Electronic – What does these heatsinks do

heatsinknoiseradiation

I think sharing the video will be the easiest way of describing the situation.

The transistors are electrically isolated from the heatsinks, I have checked with multimeter.

Few days ago, I have asked this question, it was related to the same circuit. There were answers and comments helped me, however, I think there might be a more descriptive answer, and wanted to focus this question on the reason for this behaviour.

I observed that, if I touch the heatsinks, as long as I keep contact, the noise disappears, also grounding the heatsink solves the problem. But, why an already electrically isolated metal piece creates noise? Some kind of radiation?

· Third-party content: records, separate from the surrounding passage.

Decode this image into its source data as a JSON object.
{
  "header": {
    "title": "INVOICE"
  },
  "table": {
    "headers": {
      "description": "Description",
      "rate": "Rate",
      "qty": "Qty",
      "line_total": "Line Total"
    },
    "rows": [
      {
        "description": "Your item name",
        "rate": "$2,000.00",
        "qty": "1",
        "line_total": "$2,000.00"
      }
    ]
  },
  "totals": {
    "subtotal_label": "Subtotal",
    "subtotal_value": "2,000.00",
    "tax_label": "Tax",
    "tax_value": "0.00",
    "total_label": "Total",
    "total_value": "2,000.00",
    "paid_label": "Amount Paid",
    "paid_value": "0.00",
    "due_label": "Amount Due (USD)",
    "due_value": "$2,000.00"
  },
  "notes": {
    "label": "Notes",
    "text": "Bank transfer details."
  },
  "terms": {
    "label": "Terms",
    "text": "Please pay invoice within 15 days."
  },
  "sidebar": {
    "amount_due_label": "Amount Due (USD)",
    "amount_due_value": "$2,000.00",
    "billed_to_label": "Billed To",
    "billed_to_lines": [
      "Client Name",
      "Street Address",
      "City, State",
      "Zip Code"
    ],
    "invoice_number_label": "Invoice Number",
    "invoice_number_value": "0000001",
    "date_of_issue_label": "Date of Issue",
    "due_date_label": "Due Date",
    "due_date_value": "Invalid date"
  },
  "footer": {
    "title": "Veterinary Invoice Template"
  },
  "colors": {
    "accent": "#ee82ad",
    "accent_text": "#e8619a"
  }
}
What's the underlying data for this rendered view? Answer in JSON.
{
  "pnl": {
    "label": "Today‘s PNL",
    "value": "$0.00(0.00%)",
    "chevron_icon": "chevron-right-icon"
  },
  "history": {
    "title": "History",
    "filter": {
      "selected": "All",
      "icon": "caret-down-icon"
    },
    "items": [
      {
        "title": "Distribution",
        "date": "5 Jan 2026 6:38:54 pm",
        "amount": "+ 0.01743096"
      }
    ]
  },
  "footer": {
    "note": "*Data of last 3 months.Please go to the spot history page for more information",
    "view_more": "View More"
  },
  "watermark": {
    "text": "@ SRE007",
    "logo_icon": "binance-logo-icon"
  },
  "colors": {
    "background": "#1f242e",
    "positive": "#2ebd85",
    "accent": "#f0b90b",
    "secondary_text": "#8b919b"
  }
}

For my previous question, there were answers which states after isolating the heatsink, it is not a must to ground it. Which, comes not totally true, as I understand from my experiments.

Thanks in advance.

Best Answer

The transistor collector metal exposed at the back, the metal heatsink, and the insulation between them means you built a capacitor. As the heatsink is isolated it is very high impedance node so even a small amount of capacitance between collector and heatsink will couple the collector waveform to heatsink. An oscilloscope is also quite high impedance measurement tool, especially when used with a 10x probe, so it will only slightly add capacitive and resistive load to the heatsink. When you touch the heatsink you also add capacitive and perhaps resistive load if you touch ground so the waveform amplitude is less when touching the heatsink.